This library contains textbooks used for the Belgrade Centre’s educational activities. These textbooks are used as basic and compulsory textbooks or as additional literature on different faculties. Library contains following books:
The Belgrade Centre decided to add to the multitudes of its publications this book on international human rights law, more comprehensive and thorough than those published here to date. Book will be useful tool for the primarily but not exclusively, law students at all levels, as well as those dealing with human rights in theory and practice. Serbia is increasingly involving in the international system of human rights protection. This is the main reason why it is important for the citizens, especially to those studying, interpreting and practicing the law, to have sufficient knowledge of human rights and practice. Book chapters are touching upon all rights guaranteed by the Constitution of Serbia and international instruments. The authors endeavored to include most important and milestone cases of UN bodies and the European Court of Human Rights, so that readers can be better acquainted with their work in interpreting rights guaranteed by international treaties.
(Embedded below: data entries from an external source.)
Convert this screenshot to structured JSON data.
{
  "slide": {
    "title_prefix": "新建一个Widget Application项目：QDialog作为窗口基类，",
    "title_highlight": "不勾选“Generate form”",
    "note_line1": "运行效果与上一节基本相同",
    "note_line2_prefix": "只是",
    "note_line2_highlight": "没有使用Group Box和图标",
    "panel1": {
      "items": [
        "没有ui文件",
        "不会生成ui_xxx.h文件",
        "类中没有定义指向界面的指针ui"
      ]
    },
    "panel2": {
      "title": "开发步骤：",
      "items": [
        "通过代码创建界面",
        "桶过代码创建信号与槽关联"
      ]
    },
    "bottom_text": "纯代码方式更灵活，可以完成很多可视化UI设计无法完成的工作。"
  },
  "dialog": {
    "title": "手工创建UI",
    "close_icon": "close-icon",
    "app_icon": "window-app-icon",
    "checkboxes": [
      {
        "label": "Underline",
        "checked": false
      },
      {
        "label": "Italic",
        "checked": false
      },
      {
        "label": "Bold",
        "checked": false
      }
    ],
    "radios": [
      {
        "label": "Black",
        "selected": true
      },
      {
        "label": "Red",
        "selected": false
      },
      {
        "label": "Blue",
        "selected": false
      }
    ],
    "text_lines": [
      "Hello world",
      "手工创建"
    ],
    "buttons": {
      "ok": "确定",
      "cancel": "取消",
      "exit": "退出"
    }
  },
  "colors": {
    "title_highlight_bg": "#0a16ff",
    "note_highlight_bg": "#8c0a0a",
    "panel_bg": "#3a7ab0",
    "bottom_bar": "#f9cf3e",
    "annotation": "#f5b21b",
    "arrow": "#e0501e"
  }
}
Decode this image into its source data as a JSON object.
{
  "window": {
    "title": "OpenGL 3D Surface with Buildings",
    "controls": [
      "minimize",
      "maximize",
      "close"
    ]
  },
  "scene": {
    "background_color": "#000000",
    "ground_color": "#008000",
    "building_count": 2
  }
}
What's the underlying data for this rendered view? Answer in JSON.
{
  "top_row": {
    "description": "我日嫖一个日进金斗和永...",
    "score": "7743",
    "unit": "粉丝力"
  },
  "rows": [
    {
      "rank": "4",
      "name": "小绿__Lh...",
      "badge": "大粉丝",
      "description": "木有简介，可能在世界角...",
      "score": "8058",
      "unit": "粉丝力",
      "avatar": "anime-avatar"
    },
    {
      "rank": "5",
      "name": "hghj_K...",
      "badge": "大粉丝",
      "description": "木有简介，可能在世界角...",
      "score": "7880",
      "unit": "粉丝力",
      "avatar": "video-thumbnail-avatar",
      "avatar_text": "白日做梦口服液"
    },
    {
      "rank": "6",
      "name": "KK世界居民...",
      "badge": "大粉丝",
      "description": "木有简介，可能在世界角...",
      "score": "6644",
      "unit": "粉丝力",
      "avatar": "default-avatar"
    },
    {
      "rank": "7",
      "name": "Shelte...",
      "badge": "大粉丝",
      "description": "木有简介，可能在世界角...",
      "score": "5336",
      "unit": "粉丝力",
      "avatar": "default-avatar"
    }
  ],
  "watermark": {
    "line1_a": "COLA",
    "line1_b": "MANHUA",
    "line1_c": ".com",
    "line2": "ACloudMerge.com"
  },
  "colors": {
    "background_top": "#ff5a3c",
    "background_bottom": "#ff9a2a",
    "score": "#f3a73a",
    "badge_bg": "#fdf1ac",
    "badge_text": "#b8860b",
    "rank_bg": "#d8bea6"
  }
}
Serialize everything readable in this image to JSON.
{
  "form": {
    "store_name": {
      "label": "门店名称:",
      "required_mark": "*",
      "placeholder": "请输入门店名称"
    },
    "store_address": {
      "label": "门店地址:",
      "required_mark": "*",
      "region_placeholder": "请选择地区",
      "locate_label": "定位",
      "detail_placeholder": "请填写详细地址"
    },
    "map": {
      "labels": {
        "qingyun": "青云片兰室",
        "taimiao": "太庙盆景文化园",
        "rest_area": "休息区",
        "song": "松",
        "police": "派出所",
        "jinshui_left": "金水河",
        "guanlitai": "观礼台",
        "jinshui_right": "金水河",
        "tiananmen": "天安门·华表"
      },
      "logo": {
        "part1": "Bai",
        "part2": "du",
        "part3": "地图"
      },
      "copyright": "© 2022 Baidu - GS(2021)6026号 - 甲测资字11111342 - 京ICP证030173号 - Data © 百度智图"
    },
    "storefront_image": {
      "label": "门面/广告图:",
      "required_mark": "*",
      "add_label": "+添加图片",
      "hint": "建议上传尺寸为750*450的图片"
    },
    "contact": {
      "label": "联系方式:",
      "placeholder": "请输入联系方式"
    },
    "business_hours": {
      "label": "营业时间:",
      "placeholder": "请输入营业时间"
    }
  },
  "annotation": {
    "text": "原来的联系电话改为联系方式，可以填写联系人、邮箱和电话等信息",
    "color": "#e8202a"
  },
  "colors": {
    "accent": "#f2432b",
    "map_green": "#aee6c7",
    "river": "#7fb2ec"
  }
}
The reason for the second edition of the textbook on public international law lies in the fact that since 2005, when the first edition was published, significant changes occurred in our country’s position, new international treaties were adopted and several decisions of the International Court of Justice concerning Serbia were made. Additionally, the authors had the opportunity to receive feedback from readers and to gain experience in teaching with this textbook. The book is supplemented by an entirely new chapter “Territory in international law”.
Public international law textbook is primarily aimed at international law practitioners. Less attention is devoted to issues that are typically dealt with in-depth by textbooks on public international law, while others are considered in detail, especially chapters important to practitioners in Serbia. Focus is on international organizations, human rights, international criminal responsibility, international humanitarian law and protection of the environment. Readers who want to further their studies on public international law, or to devote attention to particular issues, can find useful signposts in the comprehensive bibliography at the start of every chapter. The Belgrade Centre for Human Rights is grateful for the support to the UK Department for International Development and to the Canadian International Development Agency.
The author of this book attempted to establish, based on a number of national and international cases and treaties in the field of international criminal law, what is the essence of fundamental rules that define certain impermissible acts as international crimes and to display international legal processes for their persecution and punishment. This is a successful attempt to, as far as is possible, design a coherent theoretical framework for a multitude of conflicting and incomplete rules, principles, concepts and legal constructs that today make up international criminal law. The book cites all the most important cases before national and international courts that help the reader learn how courts apply specific legal rules or how they interpret them.